If left in the hands of someone else, no matter how noble their intent, she would suffer. The man had played his hand and he needed her to be kept alive, that much she knew. Still, if she made too swift of a motion, then nervous hands could make hasty mistakes. And so, she reacted in the only way she could think of, she clamped her teeth down on the man’s wrist, holding the knife in place, keeping him from being able to strike. Picking up on K.J.’s efforts, Bryan prried the knife out from the man’s hands and assist K.J. free from his grasps.
K.J. wasn’t willing to leave it at that, snatching the knife out from Bryan’s hand, she immediately turned back, facing the man, and drove it into his neck, piercing his flesh. The emotion she felt, whatever it was, was a fleeting emotion, and once she watched the blade penetrated the side of his throat, she was truly able to appreciate the magnitude of what she had done.
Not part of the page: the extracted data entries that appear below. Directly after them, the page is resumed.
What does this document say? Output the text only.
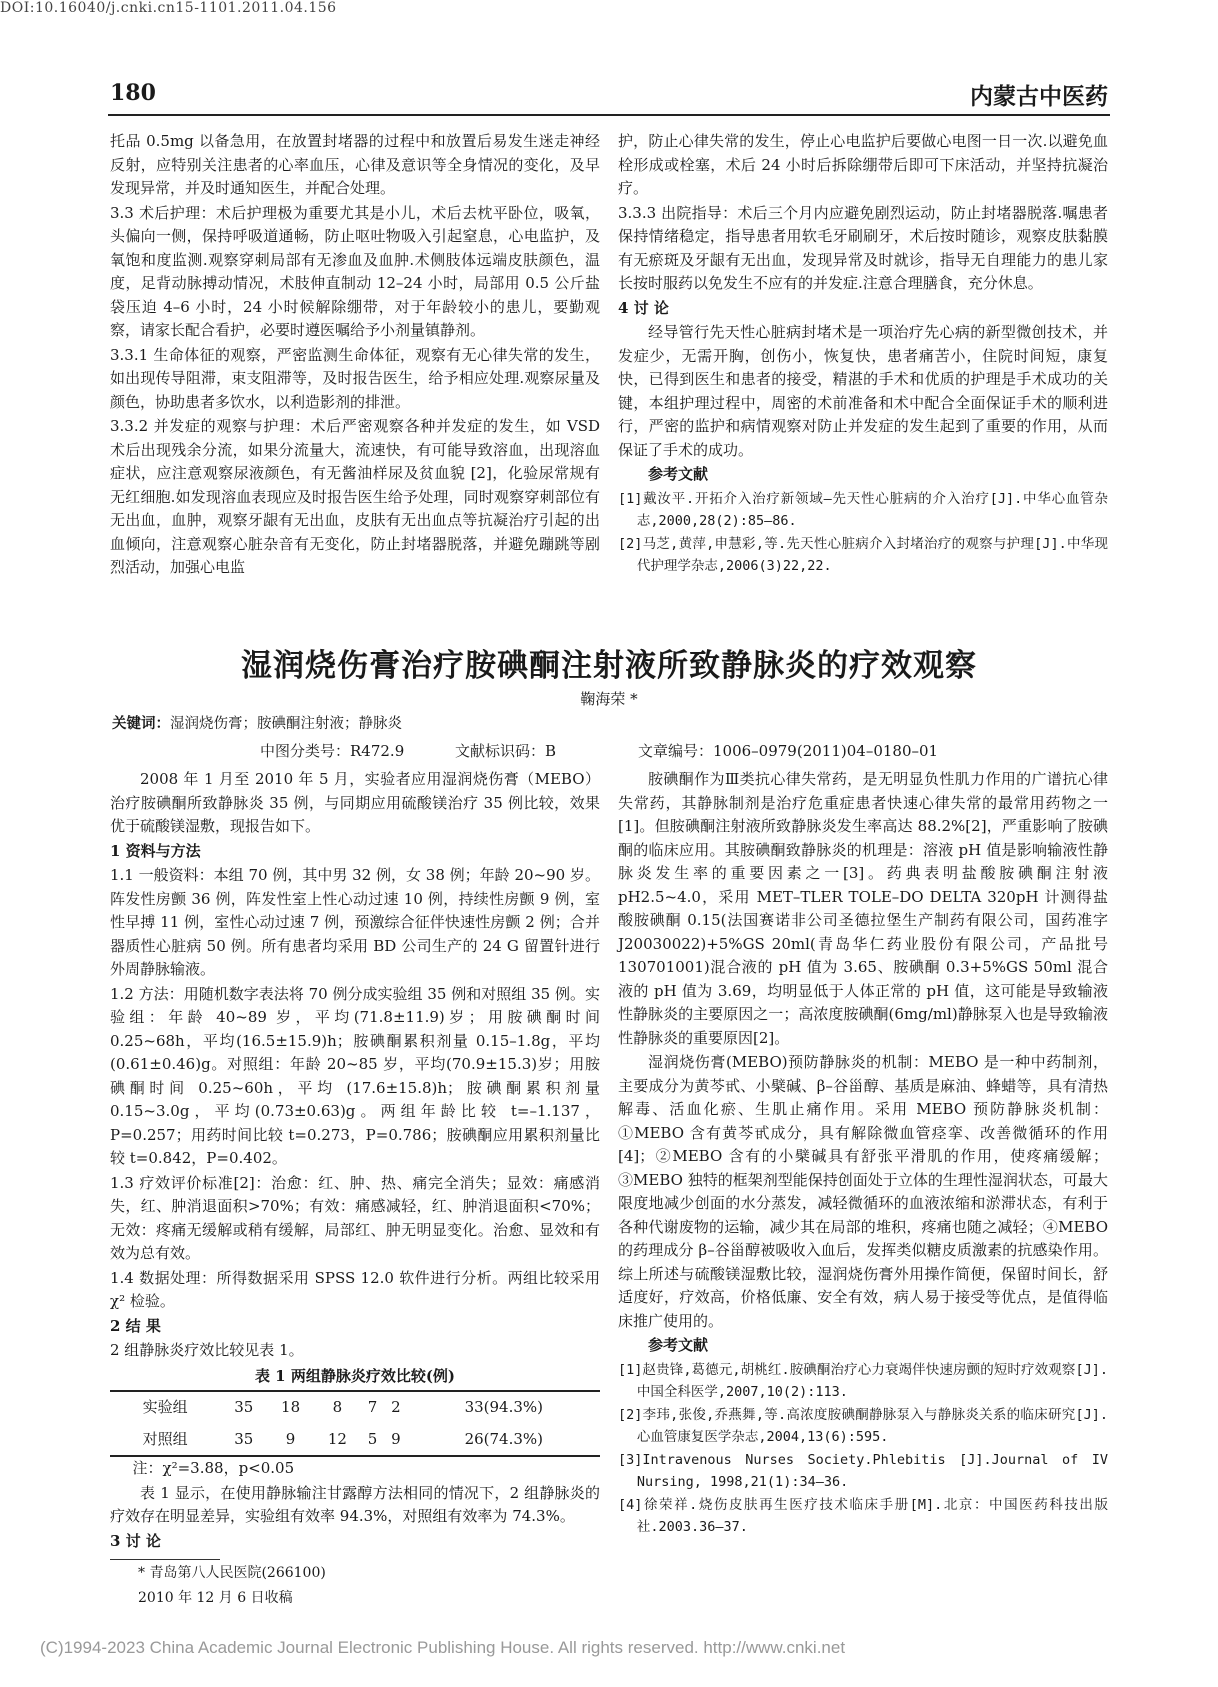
DOI:10.16040/j.cnki.cn15-1101.2011.04.156
180	内蒙古中医药

托品 0.5mg 以备急用，在放置封堵器的过程中和放置后易发生迷走神经反射，应特别关注患者的心率血压，心律及意识等全身情况的变化，及早发现异常，并及时通知医生，并配合处理。

3.3 术后护理：术后护理极为重要尤其是小儿，术后去枕平卧位，吸氧，头偏向一侧，保持呼吸道通畅，防止呕吐物吸入引起窒息，心电监护，及氧饱和度监测.观察穿刺局部有无渗血及血肿.术侧肢体远端皮肤颜色，温度，足背动脉搏动情况，术肢伸直制动 12–24 小时，局部用 0.5 公斤盐袋压迫 4–6 小时，24 小时候解除绷带，对于年龄较小的患儿，要勤观察，请家长配合看护，必要时遵医嘱给予小剂量镇静剂。

3.3.1 生命体征的观察，严密监测生命体征，观察有无心律失常的发生，如出现传导阻滞，束支阻滞等，及时报告医生，给予相应处理.观察尿量及颜色，协助患者多饮水，以利造影剂的排泄。

3.3.2 并发症的观察与护理：术后严密观察各种并发症的发生，如 VSD 术后出现残余分流，如果分流量大，流速快，有可能导致溶血，出现溶血症状，应注意观察尿液颜色，有无酱油样尿及贫血貌 [2]，化验尿常规有无红细胞.如发现溶血表现应及时报告医生给予处理，同时观察穿刺部位有无出血，血肿，观察牙龈有无出血，皮肤有无出血点等抗凝治疗引起的出血倾向，注意观察心脏杂音有无变化，防止封堵器脱落，并避免蹦跳等剧烈活动，加强心电监

护，防止心律失常的发生，停止心电监护后要做心电图一日一次.以避免血栓形成或栓塞，术后 24 小时后拆除绷带后即可下床活动，并坚持抗凝治疗。

3.3.3 出院指导：术后三个月内应避免剧烈运动，防止封堵器脱落.嘱患者保持情绪稳定，指导患者用软毛牙刷刷牙，术后按时随诊，观察皮肤黏膜有无瘀斑及牙龈有无出血，发现异常及时就诊，指导无自理能力的患儿家长按时服药以免发生不应有的并发症.注意合理膳食，充分休息。

4 讨 论

经导管行先天性心脏病封堵术是一项治疗先心病的新型微创技术，并发症少，无需开胸，创伤小，恢复快，患者痛苦小，住院时间短，康复快，已得到医生和患者的接受，精湛的手术和优质的护理是手术成功的关键，本组护理过程中，周密的术前准备和术中配合全面保证手术的顺利进行，严密的监护和病情观察对防止并发症的发生起到了重要的作用，从而保证了手术的成功。

参考文献

[1]戴汝平.开拓介入治疗新领域–先天性心脏病的介入治疗[J].中华心血管杂志,2000,28(2):85–86.

[2]马芝,黄萍,申慧彩,等.先天性心脏病介入封堵治疗的观察与护理[J].中华现代护理学杂志,2006(3)22,22.

湿润烧伤膏治疗胺碘酮注射液所致静脉炎的疗效观察
鞠海荣 *
关键词：湿润烧伤膏；胺碘酮注射液；静脉炎
中图分类号：R472.9	文献标识码：B	文章编号：1006–0979(2011)04–0180–01

2008 年 1 月至 2010 年 5 月，实验者应用湿润烧伤膏（MEBO）治疗胺碘酮所致静脉炎 35 例，与同期应用硫酸镁治疗 35 例比较，效果优于硫酸镁湿敷，现报告如下。

1 资料与方法

1.1 一般资料：本组 70 例，其中男 32 例，女 38 例；年龄 20~90 岁。阵发性房颤 36 例，阵发性室上性心动过速 10 例，持续性房颤 9 例，室性早搏 11 例，室性心动过速 7 例，预激综合征伴快速性房颤 2 例；合并器质性心脏病 50 例。所有患者均采用 BD 公司生产的 24 G 留置针进行外周静脉输液。

1.2 方法：用随机数字表法将 70 例分成实验组 35 例和对照组 35 例。实验组：年龄 40~89 岁，平均(71.8±11.9)岁；用胺碘酮时间 0.25~68h，平均(16.5±15.9)h；胺碘酮累积剂量 0.15–1.8g，平均(0.61±0.46)g。对照组：年龄 20~85 岁，平均(70.9±15.3)岁；用胺碘酮时间 0.25~60h，平均 (17.6±15.8)h；胺碘酮累积剂量 0.15~3.0g，平均(0.73±0.63)g。两组年龄比较 t=–1.137，P=0.257；用药时间比较 t=0.273，P=0.786；胺碘酮应用累积剂量比较 t=0.842，P=0.402。

1.3 疗效评价标准[2]：治愈：红、肿、热、痛完全消失；显效：痛感消失，红、肿消退面积>70%；有效：痛感减轻，红、肿消退面积<70%；无效：疼痛无缓解或稍有缓解，局部红、肿无明显变化。治愈、显效和有效为总有效。

1.4 数据处理：所得数据采用 SPSS 12.0 软件进行分析。两组比较采用 χ² 检验。

2 结 果

2 组静脉炎疗效比较见表 1。

表 1 两组静脉炎疗效比较(例)
实验组	35	18	8	7	2	33(94.3%)
对照组	35	9	12	5	9	26(74.3%)

注：χ²=3.88，p<0.05

表 1 显示，在使用静脉输注甘露醇方法相同的情况下，2 组静脉炎的疗效存在明显差异，实验组有效率 94.3%，对照组有效率为 74.3%。

3 讨 论

* 青岛第八人民医院(266100)

2010 年 12 月 6 日收稿

胺碘酮作为Ⅲ类抗心律失常药，是无明显负性肌力作用的广谱抗心律失常药，其静脉制剂是治疗危重症患者快速心律失常的最常用药物之一 [1]。但胺碘酮注射液所致静脉炎发生率高达 88.2%[2]，严重影响了胺碘酮的临床应用。其胺碘酮致静脉炎的机理是：溶液 pH 值是影响输液性静脉炎发生率的重要因素之一[3]。药典表明盐酸胺碘酮注射液 pH2.5~4.0，采用 MET–TLER TOLE–DO DELTA 320pH 计测得盐酸胺碘酮 0.15(法国赛诺非公司圣德拉堡生产制药有限公司，国药准字 J20030022)+5%GS 20ml(青岛华仁药业股份有限公司，产品批号 130701001)混合液的 pH 值为 3.65、胺碘酮 0.3+5%GS 50ml 混合液的 pH 值为 3.69，均明显低于人体正常的 pH 值，这可能是导致输液性静脉炎的主要原因之一；高浓度胺碘酮(6mg/ml)静脉泵入也是导致输液性静脉炎的重要原因[2]。

湿润烧伤膏(MEBO)预防静脉炎的机制：MEBO 是一种中药制剂，主要成分为黄芩甙、小檗碱、β–谷甾醇、基质是麻油、蜂蜡等，具有清热解毒、活血化瘀、生肌止痛作用。采用 MEBO 预防静脉炎机制：①MEBO 含有黄芩甙成分，具有解除微血管痉挛、改善微循环的作用[4]；②MEBO 含有的小檗碱具有舒张平滑肌的作用，使疼痛缓解；③MEBO 独特的框架剂型能保持创面处于立体的生理性湿润状态，可最大限度地减少创面的水分蒸发，减轻微循环的血液浓缩和淤滞状态，有利于各种代谢废物的运输，减少其在局部的堆积，疼痛也随之减轻；④MEBO 的药理成分 β–谷甾醇被吸收入血后，发挥类似糖皮质激素的抗感染作用。综上所述与硫酸镁湿敷比较，湿润烧伤膏外用操作简便，保留时间长，舒适度好，疗效高，价格低廉、安全有效，病人易于接受等优点，是值得临床推广使用的。

参考文献

[1]赵贵锋,葛德元,胡桃红.胺碘酮治疗心力衰竭伴快速房颤的短时疗效观察[J].中国全科医学,2007,10(2):113.

[2]李玮,张俊,乔燕舞,等.高浓度胺碘酮静脉泵入与静脉炎关系的临床研究[J].心血管康复医学杂志,2004,13(6):595.

[3]Intravenous Nurses Society.Phlebitis [J].Journal of IV Nursing, 1998,21(1):34–36.

[4]徐荣祥.烧伤皮肤再生医疗技术临床手册[M].北京：中国医药科技出版社.2003.36–37.

(C)1994-2023 China Academic Journal Electronic Publishing House. All rights reserved. http://www.cnki.net
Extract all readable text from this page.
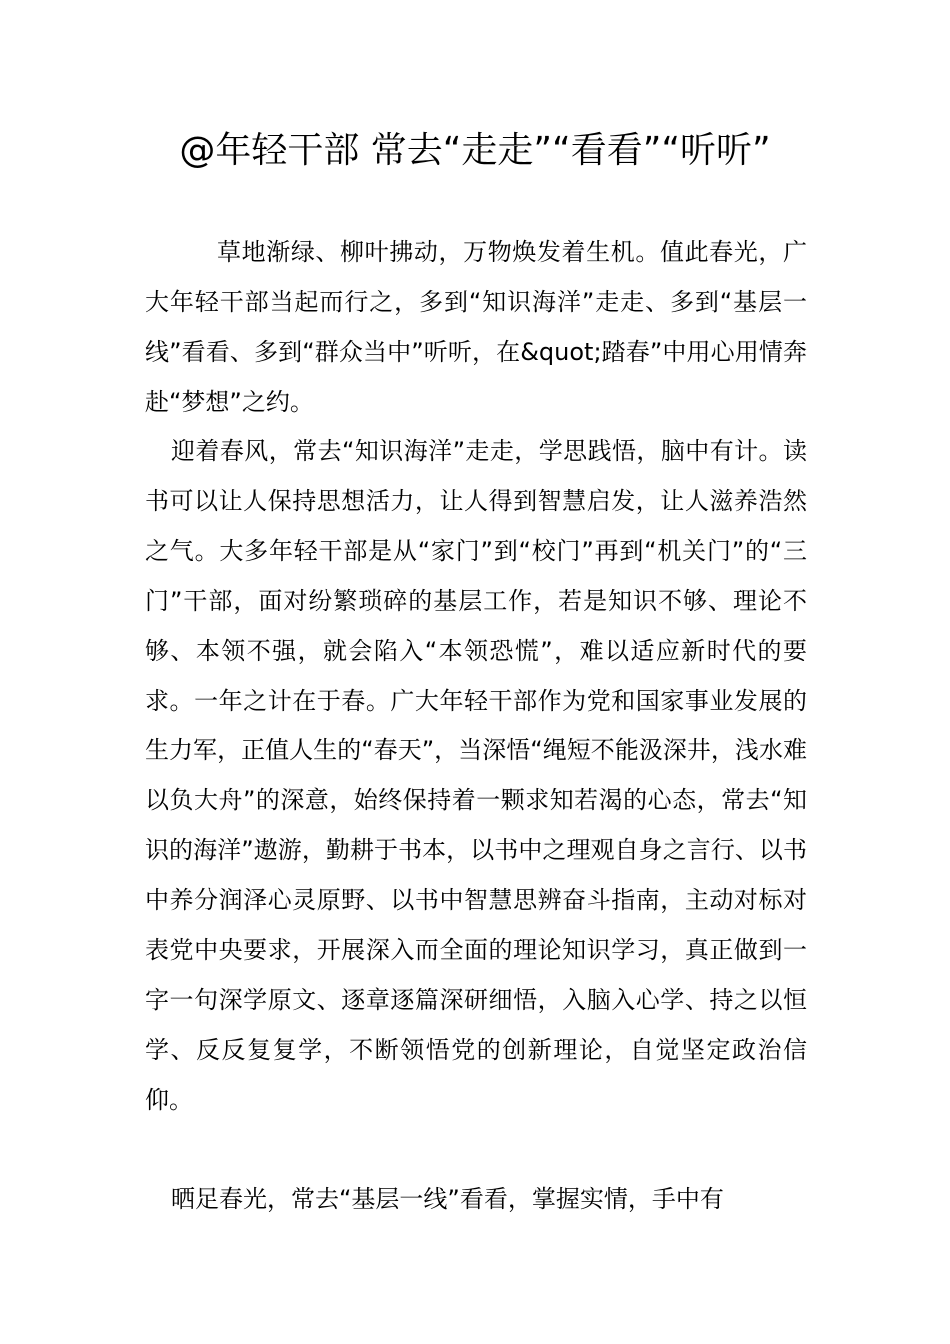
@年轻干部 常去“走走”“看看”“听听”

草地渐绿、柳叶拂动，万物焕发着生机。值此春光，广大年轻干部当起而行之，多到“知识海洋”走走、多到“基层一线”看看、多到“群众当中”听听，在&quot;踏春”中用心用情奔赴“梦想”之约。

迎着春风，常去“知识海洋”走走，学思践悟，脑中有计。读书可以让人保持思想活力，让人得到智慧启发，让人滋养浩然之气。大多年轻干部是从“家门”到“校门”再到“机关门”的“三门”干部，面对纷繁琐碎的基层工作，若是知识不够、理论不够、本领不强，就会陷入“本领恐慌”，难以适应新时代的要求。一年之计在于春。广大年轻干部作为党和国家事业发展的生力军，正值人生的“春天”，当深悟“绳短不能汲深井，浅水难以负大舟”的深意，始终保持着一颗求知若渴的心态，常去“知识的海洋”遨游，勤耕于书本，以书中之理观自身之言行、以书中养分润泽心灵原野、以书中智慧思辨奋斗指南，主动对标对表党中央要求，开展深入而全面的理论知识学习，真正做到一字一句深学原文、逐章逐篇深研细悟，入脑入心学、持之以恒学、反反复复学，不断领悟党的创新理论，自觉坚定政治信仰。

晒足春光，常去“基层一线”看看，掌握实情，手中有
The man’s face showed his shock, gasping for air as his hand covered the entry wound. K.J. felt an anxiety fill her, an immediate regret of the fact she was now a killer. Why did he have to grab her like that!? He held his hand over the wound, but it would be no use. He looked at her, no longer with any clear expression, until his eyes widened with a sense of urgency, “Hide.”
“You’re okay,” Bryan reassured, putting his hands on K.J.’s shoulders, little did he know the act did nothing to comfort her.
And, soon after, the dying man dropped to his knees, and then, the ground, until, for some strange reason, he faded to ash.
“What the fuck!?” Shaun said.
It was a fair question, and one K.J. suspected was on the mind of many of them. What the fuck, indeed. Suddenly, the far-fetched ramblings of the presumed madman carried merit, and that, in itself, was terrifying. They would have to swallow their fear and stuff it down, however. The surrealism would have to be accepted and intermingled with in order to survive.
“Do we hide, or do we continue as we are?” K.J. asked, the adrenaline and intensity remained in her, providing her the courage to directly engage the group as a whole, but, mostly, she looked to Shaun.
“He said the vessel could be closed through five sacrifices,” Shaun said, his eyes widened, unable to mask his own fear and disbelief. “Is he talking about the Water Lily?”
The Church of the Water Lily was a ridiculous one, but, all of a sudden, it didn’t seem as ridiculous as it once did. They believed, more or less, that an all out war was concluded through the use of five magical beings, and that their souls were contained inside the vessel, a flower-shaped artifact made of stone known as the Water Lily. The story went that they provided sanctuary across all five of the major cities and that their souls became encased inside the vessel. That’s how the story went, but as far as K.J. was aware, it never said anything about what would happen if their souls were let out of the vessel.
“I don’t,” Shaun began, “I don’t know what we should do,” he finished, looking toward his girlfriend Melissa for assistance, but she seemed every bit as flabbergasted by the events as he did.
K.J. looked down at the pile of ashes on the ground before them. It was bittersweet. On one-hand, she had reduced one of the creatures to rubble. On the other hand, she now had to refer to what she had killed as a “creature”.